Originally designed to carry the Saturn V rockets during the Apollo program, the crawler underwent upgrades to enable it to carry the heavier load of the newer generation Moon rocket. These improvements added more weight, making this crawler heavier than its sibling, Crawler Transporter 1.

“NASA’s crawlers were incredible pieces of machinery when they were designed and built in the 1960s. And to think of the work they’ve accomplished for Apollo and shuttle and now Artemis throughout the last six decades makes them even more incredible,” said John Giles, NASA’s Crawler Element Operations manager. “To have a Guinness Worlds Records title is icing on the cake for an extraordinary piece of equipment.”
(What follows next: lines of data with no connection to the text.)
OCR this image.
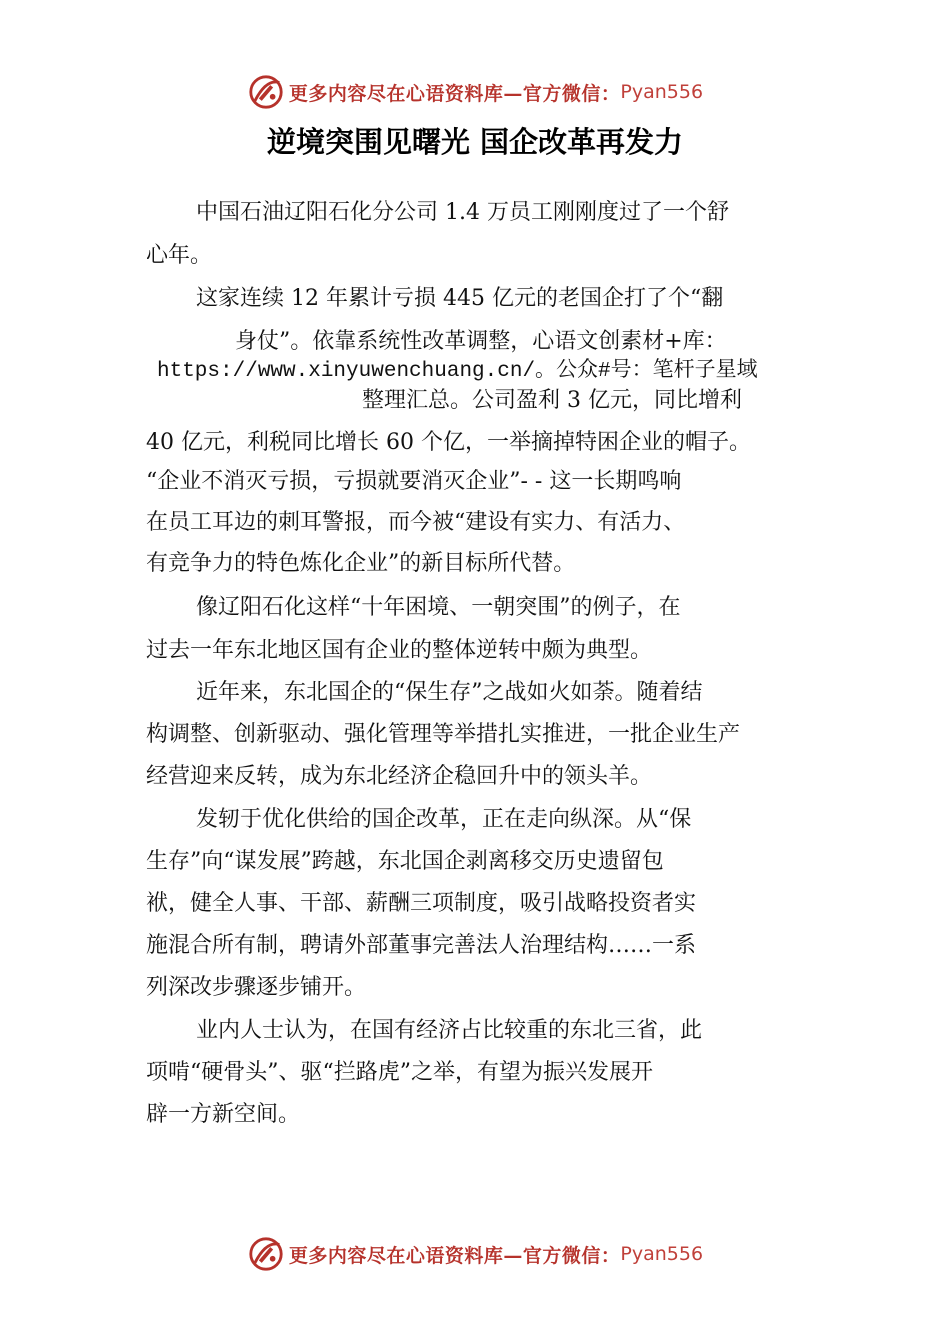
更多内容尽在心语资料库—官方微信： Pyan556
逆境突围见曙光 国企改革再发力
中国石油辽阳石化分公司 1.4 万员工刚刚度过了一个舒
心年。
这家连续 12 年累计亏损 445 亿元的老国企打了个“翻
身仗”。依靠系统性改革调整，心语文创素材+库：
https://www.xinyuwenchuang.cn/。公众#号：笔杆子星域
整理汇总。公司盈利 3 亿元，同比增利
40 亿元，利税同比增长 60 个亿，一举摘掉特困企业的帽子。
“企业不消灭亏损，亏损就要消灭企业”- - 这一长期鸣响
在员工耳边的刺耳警报，而今被“建设有实力、有活力、
有竞争力的特色炼化企业”的新目标所代替。
像辽阳石化这样“十年困境、一朝突围”的例子，在
过去一年东北地区国有企业的整体逆转中颇为典型。
近年来，东北国企的“保生存”之战如火如荼。随着结
构调整、创新驱动、强化管理等举措扎实推进，一批企业生产
经营迎来反转，成为东北经济企稳回升中的领头羊。
发轫于优化供给的国企改革，正在走向纵深。从“保
生存”向“谋发展”跨越，东北国企剥离移交历史遗留包
袱，健全人事、干部、薪酬三项制度，吸引战略投资者实
施混合所有制，聘请外部董事完善法人治理结构……一系
列深改步骤逐步铺开。
业内人士认为，在国有经济占比较重的东北三省，此
项啃“硬骨头”、驱“拦路虎”之举，有望为振兴发展开
辟一方新空间。
更多内容尽在心语资料库—官方微信： Pyan556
Due to the extremely heavy weights the crawler carries, the 4.2-mile trek from the Vehicle Assembly Building to the launch pad takes a bit longer than driving the route by car – or even walking it on foot. Traveling at a speed of approximately one mile per hour, the trip by crawler transporter can range anywhere from eight to 12 hours.

After successfully transporting the Artemis I Moon rocket to and from the launch pad, teams now are preparing for Artemis II. This includes replacing the “shoes” on the two large tracks the crawler rolls on, performing corrosion control on the truck’s interior, and carrying the mobile launcher prior to stacking SLS and Orion top.

Under Artemis, NASA will land the first woman and first person of color on the lunar surface, paving the way for a long-term presence at the Moon and serving as a steppingstone on the way to Mars. But before that, the crawler will ensure the rocket and spacecraft arrive at their last stop on Earth before heading to the Moon.